Quanto fin qui riportato è parte di un articolo molto interessante, che potete leggere integralmente a questo link: I cattolici invisibili – SettimanaNews .
Non voglio rendere pesante la vostra lettura, pertanto non mi dilungherò con le mie considerazioni.
Integrando quanto detto dall’autore dell’articolo, da un punto di vista strettamente pastorale mi piace ricordare un felice passaggio della “Christifideles laici” di Papa Giovanni Paolo II°. Correva l’anno 1988. Benché lui abbia in parte tradito queste sue parole, le stesse mi paiono feconde, per capire quanto detto sopra: la profonda solitudine dei nostri Vescovi, mentre esprimono un giudizio storico alla luce del Vangelo e della Dottrina Sociale della Chiesa. Purtroppo, a trentasei anni da quel documento siamo lontanissimi, dal far sì che la nostra Liturgia e la nostra Pastorale siano luoghi dove aiutarci comunitariamente a leggere e ad operare nella società alla luce del Vangelo.
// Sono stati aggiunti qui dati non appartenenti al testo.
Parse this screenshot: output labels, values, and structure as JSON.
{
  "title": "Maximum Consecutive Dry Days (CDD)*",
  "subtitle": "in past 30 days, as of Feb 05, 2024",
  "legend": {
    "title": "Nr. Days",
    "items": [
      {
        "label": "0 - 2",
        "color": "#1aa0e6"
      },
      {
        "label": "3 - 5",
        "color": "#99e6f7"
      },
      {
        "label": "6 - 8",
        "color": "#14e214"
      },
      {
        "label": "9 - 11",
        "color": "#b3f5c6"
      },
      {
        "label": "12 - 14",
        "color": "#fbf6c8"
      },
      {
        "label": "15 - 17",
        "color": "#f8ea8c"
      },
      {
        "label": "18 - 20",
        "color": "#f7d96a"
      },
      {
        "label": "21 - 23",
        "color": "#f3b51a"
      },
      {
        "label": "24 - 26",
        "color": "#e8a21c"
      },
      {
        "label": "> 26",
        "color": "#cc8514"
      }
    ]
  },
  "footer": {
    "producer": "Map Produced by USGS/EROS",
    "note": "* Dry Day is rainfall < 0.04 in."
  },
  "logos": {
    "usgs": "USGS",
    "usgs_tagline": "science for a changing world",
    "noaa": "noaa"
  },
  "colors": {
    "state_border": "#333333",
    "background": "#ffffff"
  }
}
“Nello stesso tempo, il Sinodo ha rilevato come il cammino postconciliare dei fedeli laici non sia stato esente da difficoltà e da pericoli. In particolare si possono ricordare due tentazioni alle quali non sempre essi hanno saputo sottrarsi: la tentazione di riservare un interesse così forte ai servizi e ai compiti ecclesiali, da giungere spesso a un pratico disimpegno nelle loro specifiche responsabilità nel mondo professionale, sociale, economico, culturale e politico; e la tentazione di legittimare l’indebita separazione tra la fede e la vita, tra l’accoglienza del Vangelo e l’azione concreta nelle più diverse realtà temporali e terrene.”